At times jaw-droppingly hilarious, Elia Suleiman’s absurdist work here rightfully makes light of the fractured Israeli-Palestinian relations through a series of increasingly outlandish scenarios.
Dir. Elia Suleiman
2002 | Palestine | Drama/Comedy| 92 mins | 1.85:1 | Arabic, Hebrew & English
Cast: Elia Suleiman, Manal Khader, George Ibrahim
Plot: Separated by a checkpoint, Palestinian lovers from Jerusalem and Ramallah arrange clandestine meetings.
Awards: Won Jury Prize & FIPRESCI Prize (Cannes)
International Sales: Pyramide Intl
Subject Matter: Moderate/Absurdist
Narrative Style: Slightly Complex
Pace: Slightly Slow
Audience Type: Slightly Arthouse
Elia Suleiman hasn’t made many films, but this is one of his higher-awarded works, winning the Jury Prize at the Cannes Film Festival.
As far as filmmaking style is concerned, Divine Intervention follows the absurdist brand of cinema that privileges comical situations that are executed in a serious tone, with little in dialogue or even in plotting to disrupt the characters’ daily routines.
Suleiman plays one of the film’s more significant characters, who regularly meets up with a woman he likes at a makeshift carpark beside an Israeli checkpoint. They are Palestinian lovers separated by politics, one from Jerusalem, the other from Ramallah.
Their story forms the central narrative of Divine Intervention, but Suleiman takes time to paint fringe scenarios of life of several townspeople as well, some of which can be jaw-droppingly hilarious.
He rightfully makes light of the fractured Israeli-Palestinian relations through capturing a series of repetitive if sometimes dour behaviour, while jarringly (if creatively) forcing in several ‘fantasy’ sequences that becomes increasingly outlandish—one of which sees a female Palestinian ninja with superpowers fighting against a group of heavily-armed Israeli men.

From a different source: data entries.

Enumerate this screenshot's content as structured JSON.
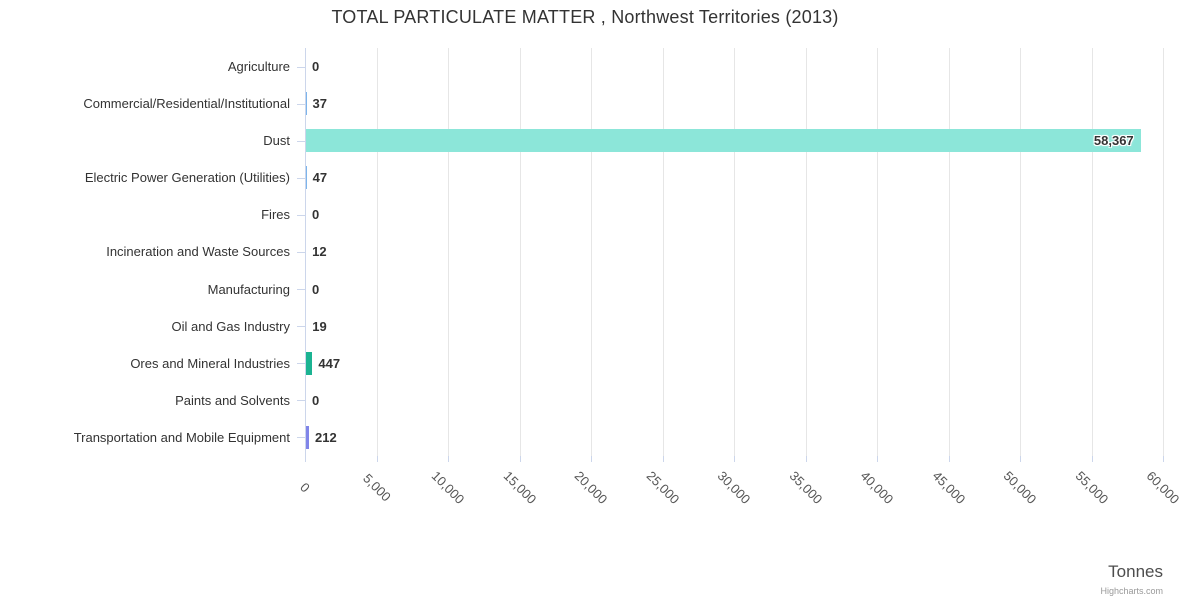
{
  "header": {
    "title": "TOTAL PARTICULATE MATTER , Northwest Territories (2013)"
  },
  "chart_data": {
    "type": "bar",
    "orientation": "horizontal",
    "title": "TOTAL PARTICULATE MATTER , Northwest Territories (2013)",
    "categories": [
      "Agriculture",
      "Commercial/Residential/Institutional",
      "Dust",
      "Electric Power Generation (Utilities)",
      "Fires",
      "Incineration and Waste Sources",
      "Manufacturing",
      "Oil and Gas Industry",
      "Ores and Mineral Industries",
      "Paints and Solvents",
      "Transportation and Mobile Equipment"
    ],
    "values": [
      0,
      37,
      58367,
      47,
      0,
      12,
      0,
      19,
      447,
      0,
      212
    ],
    "value_labels": [
      "0",
      "37",
      "58,367",
      "47",
      "0",
      "12",
      "0",
      "19",
      "447",
      "0",
      "212"
    ],
    "bar_colors": [
      "#7cb5ec",
      "#7cb5ec",
      "#8ce6d9",
      "#7cb5ec",
      "#7cb5ec",
      "#7cb5ec",
      "#7cb5ec",
      "#7cb5ec",
      "#1bb392",
      "#7cb5ec",
      "#8085e9"
    ],
    "xlabel": "Tonnes",
    "ylabel": "",
    "xlim": [
      0,
      60000
    ],
    "x_tick_step": 5000,
    "x_tick_labels": [
      "0",
      "5,000",
      "10,000",
      "15,000",
      "20,000",
      "25,000",
      "30,000",
      "35,000",
      "40,000",
      "45,000",
      "50,000",
      "55,000",
      "60,000"
    ],
    "grid": true,
    "legend_position": "none"
  },
  "credits": {
    "label": "Highcharts.com"
  },
  "colors": {
    "accent_bar_large": "#8ce6d9",
    "accent_bar_green": "#1bb392",
    "accent_bar_purple": "#8085e9",
    "grid": "#e6e6e6",
    "axis": "#ccd6eb",
    "text": "#333333"
  }
}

It must be so frustrating to live in a climate of policing, hate and fear, but Divine Intervention is overall still a light-hearted take. One of its strongest themes is ‘love thy neighbour’, or the lack thereof, showing that even when politics is taken out of the question, people can still be antagonistic toward one another.
When a man dressed up as Santa Claus bearing gifts gets chased by a group of boys bearing stones in the opening scene, you know what you are getting into in this seriocomedy. There is also a nice homage to Albert Lamorisse’s The Red Balloon (1956).